Dave Webster

No. 21
- Position: Cornerback

Personal information
- Born: July 23, 1937 Atlanta, Texas, U.S.
- Died: June 23, 2006 (aged 68)

Career information
- College: Prairie View A&M
- NFL draft: 1960: undrafted

Career history
- Dallas Texans (1960–1961);

Awards and highlights
- TSN All-AFL (1961); Prairie View A&M University Athletic Hall of Fame; AFL All-Star (1961);
- Stats at Pro Football Reference

= Dave Webster =

American football player (1937–2006)

David A. Webster Jr. (July 23, 1937 – June 23, 2006) in Atlanta, Texas, was an American professional football player who was a cornerback for two seasons with the American Football League's (AFL) Dallas Texans (1960–1961). He was an All-AFL selection in 1961.

==Early life==
Webster was the son of David A. Webster Sr. and Eunice (Harper) Webster. He lived in Atlanta, Texas, until he was 13 years old, when he moved to Houston with his mother. He was educated in the Atlanta Public Schools, Holy Cross Lutheran schools and Jack Yates High School.

He attended Yates High School in Houston and graduated as the valedictorian of his class. He also helped his Yates team to a city championship and a state championship in football as the starting quarterback.

==College career==
After Yates, Webster attended Prairie View A&M University on an academic scholarship, where he played tennis and football for College Football Hall of Fame coach Billy Nicks.

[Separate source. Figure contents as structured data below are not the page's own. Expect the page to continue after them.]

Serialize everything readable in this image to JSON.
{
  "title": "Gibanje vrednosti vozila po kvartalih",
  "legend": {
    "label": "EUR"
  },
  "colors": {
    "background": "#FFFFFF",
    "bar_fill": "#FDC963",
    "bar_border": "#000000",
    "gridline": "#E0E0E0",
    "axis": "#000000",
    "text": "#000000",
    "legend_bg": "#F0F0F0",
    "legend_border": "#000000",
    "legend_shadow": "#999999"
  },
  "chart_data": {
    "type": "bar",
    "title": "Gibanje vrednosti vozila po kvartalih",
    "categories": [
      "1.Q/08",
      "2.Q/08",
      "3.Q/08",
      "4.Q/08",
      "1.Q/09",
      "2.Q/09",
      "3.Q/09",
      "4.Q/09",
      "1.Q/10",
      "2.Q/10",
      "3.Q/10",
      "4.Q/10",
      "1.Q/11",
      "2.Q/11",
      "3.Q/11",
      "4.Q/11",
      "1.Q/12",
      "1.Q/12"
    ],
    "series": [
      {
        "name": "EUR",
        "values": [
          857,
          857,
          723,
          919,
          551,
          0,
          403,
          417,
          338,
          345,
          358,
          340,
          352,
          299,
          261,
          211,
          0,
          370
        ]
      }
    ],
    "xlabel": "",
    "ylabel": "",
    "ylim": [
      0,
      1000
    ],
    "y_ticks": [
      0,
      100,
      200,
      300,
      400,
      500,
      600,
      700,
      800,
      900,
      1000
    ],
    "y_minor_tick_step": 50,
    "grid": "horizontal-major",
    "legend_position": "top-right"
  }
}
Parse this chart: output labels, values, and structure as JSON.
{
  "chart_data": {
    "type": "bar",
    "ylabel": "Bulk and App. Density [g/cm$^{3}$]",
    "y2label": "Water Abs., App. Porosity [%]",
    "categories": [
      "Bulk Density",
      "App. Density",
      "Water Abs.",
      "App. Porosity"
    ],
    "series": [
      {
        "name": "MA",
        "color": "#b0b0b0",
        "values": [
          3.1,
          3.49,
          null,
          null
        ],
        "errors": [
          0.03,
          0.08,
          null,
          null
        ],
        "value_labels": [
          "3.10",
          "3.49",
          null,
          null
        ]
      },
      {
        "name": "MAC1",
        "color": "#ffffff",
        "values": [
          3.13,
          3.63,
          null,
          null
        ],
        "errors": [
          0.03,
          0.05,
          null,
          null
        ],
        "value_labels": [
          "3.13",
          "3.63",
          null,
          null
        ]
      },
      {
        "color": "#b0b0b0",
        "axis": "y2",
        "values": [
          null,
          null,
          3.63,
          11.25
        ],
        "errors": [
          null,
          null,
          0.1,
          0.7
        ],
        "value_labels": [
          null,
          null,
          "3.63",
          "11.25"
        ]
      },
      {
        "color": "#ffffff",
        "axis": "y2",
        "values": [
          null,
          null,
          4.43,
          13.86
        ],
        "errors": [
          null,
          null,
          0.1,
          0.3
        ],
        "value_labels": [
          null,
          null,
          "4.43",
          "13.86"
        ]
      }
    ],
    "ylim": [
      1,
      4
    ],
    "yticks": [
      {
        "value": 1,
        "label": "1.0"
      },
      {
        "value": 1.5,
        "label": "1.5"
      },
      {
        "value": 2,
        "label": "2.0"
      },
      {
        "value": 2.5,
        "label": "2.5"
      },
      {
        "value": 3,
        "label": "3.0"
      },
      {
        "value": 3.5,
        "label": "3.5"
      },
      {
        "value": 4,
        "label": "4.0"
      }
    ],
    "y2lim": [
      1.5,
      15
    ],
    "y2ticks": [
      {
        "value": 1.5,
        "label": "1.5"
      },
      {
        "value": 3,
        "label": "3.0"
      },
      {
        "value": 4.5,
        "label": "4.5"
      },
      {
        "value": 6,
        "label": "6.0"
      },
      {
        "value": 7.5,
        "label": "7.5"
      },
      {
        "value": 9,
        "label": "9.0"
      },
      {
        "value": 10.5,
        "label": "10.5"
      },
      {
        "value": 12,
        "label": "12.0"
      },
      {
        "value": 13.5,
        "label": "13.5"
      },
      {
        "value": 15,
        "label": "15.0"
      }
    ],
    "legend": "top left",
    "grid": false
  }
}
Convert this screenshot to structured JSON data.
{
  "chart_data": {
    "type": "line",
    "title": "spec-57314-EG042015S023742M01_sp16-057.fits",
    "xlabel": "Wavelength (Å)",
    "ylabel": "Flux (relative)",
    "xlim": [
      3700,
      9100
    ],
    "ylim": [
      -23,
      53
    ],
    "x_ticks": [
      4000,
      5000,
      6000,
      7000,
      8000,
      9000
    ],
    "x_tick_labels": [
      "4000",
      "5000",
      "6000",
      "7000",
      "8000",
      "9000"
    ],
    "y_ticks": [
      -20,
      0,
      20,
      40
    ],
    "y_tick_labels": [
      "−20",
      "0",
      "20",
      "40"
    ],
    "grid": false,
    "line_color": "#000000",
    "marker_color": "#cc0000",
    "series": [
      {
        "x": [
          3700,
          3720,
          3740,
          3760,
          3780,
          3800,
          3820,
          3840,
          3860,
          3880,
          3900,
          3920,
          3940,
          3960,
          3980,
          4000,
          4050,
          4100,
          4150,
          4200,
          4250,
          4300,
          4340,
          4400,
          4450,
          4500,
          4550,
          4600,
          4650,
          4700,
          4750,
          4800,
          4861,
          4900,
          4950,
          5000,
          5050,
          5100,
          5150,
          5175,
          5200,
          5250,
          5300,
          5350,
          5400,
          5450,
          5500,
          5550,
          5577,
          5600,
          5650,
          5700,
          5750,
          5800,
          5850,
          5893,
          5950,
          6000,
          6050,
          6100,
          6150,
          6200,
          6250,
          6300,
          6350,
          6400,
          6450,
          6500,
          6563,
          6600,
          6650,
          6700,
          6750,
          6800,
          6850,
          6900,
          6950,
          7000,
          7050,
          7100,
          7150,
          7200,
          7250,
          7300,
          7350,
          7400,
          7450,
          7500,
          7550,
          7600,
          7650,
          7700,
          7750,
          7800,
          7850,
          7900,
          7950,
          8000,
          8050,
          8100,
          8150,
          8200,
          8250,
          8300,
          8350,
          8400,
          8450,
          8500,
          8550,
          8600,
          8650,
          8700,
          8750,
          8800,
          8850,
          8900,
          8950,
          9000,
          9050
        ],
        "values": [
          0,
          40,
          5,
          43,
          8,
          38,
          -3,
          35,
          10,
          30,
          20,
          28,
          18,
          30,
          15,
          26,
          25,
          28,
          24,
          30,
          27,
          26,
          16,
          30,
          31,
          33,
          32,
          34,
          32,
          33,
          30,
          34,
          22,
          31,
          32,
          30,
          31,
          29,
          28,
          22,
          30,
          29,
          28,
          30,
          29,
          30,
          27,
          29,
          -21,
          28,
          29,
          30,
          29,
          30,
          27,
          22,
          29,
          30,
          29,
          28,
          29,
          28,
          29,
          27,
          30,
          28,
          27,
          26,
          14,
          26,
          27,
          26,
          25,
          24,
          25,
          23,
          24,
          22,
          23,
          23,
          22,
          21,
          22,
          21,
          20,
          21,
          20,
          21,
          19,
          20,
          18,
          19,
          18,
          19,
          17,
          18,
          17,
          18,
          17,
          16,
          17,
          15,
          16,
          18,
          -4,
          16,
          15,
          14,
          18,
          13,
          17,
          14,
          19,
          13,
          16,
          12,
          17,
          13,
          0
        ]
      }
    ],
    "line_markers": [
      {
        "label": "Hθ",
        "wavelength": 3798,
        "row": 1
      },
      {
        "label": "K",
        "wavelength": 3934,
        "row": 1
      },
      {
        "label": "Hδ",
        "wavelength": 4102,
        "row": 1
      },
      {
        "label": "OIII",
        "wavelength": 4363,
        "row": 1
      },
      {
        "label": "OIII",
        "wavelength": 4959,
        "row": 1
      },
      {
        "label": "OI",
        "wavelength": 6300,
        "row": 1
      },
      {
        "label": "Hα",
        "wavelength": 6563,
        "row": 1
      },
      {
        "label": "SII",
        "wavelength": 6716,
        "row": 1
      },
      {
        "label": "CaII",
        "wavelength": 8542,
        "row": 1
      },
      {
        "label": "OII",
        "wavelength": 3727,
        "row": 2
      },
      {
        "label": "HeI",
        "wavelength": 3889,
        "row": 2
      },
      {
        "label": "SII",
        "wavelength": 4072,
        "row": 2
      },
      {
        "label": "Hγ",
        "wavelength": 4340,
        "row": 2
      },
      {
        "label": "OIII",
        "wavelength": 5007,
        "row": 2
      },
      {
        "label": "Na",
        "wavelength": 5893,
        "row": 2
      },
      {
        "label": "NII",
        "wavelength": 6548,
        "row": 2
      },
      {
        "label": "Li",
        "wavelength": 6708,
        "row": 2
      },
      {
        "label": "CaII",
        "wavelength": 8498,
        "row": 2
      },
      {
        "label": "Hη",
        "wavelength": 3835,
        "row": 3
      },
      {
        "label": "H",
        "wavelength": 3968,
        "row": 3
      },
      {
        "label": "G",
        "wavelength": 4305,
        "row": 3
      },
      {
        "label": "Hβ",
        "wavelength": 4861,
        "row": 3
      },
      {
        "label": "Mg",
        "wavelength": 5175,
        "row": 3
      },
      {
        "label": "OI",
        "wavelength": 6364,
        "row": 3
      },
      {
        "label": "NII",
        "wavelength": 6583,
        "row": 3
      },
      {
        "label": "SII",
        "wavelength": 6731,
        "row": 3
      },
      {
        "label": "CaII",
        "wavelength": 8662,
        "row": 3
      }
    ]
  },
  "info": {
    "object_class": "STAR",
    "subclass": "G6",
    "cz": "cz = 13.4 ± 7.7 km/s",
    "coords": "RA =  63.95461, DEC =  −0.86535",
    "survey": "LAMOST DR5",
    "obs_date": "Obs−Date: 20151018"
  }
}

During his tenure at Prairie View A&M University, Webster led the football team to the 1958 Black college football national championship and won All-SWAC (Southwestern Athletic Conference) honors in 1958 and 1959. He was also an All-American quarterback in 1958. In 1959, he was co-champion of the SWAC tennis doubles alongside Clifton Johnson.

During this time in college, he was a member of the Prairie View Panthers Club.

==AFL career==
In 1960, "Can Head", as he came to be known by close friends and teammates, was selected to play football for the Dallas Texans under Pro Football Hall of Fame owner Lamar Hunt and coach Hank Stram. The Dallas Texans later became the Kansas City Chiefs in 1963 when the franchise moved from Texas to Missouri. Even though Webster was an All-American quarterback in college, he played defensive back because blacks were not allowed to play the quarterback position in the professional football ranks at that time. He paved the way by overcoming racial injustice and adversity as one of the first blacks to play professional football for the American Football League and he was one of two black players on the Texans/Chiefs (in those days, there was a "two blacks per team" quota in effect). Despite the circumstances, he led the team in interceptions and became an AFL All-Pro defensive back in 1961. His career came to an abrupt end when his leg was broken in a pre-season game in 1962; the Texans went on to win the AFL championship.

==After football==
After graduating from Prairie View A&M University's School of Engineering with a BS in electrical engineering in 1962, he worked for the Bendix Corporation in Kansas City, Missouri. In 1971, Webster moved to Michigan to work for Ford Motor Company. While at Ford, he earned a Masters of Business Administration (MBA) from Central Michigan University in 1975. In 2001, Webster retired from Ford Motor Company and in 2004 he moved back home to Texas from Michigan to become a farmer again.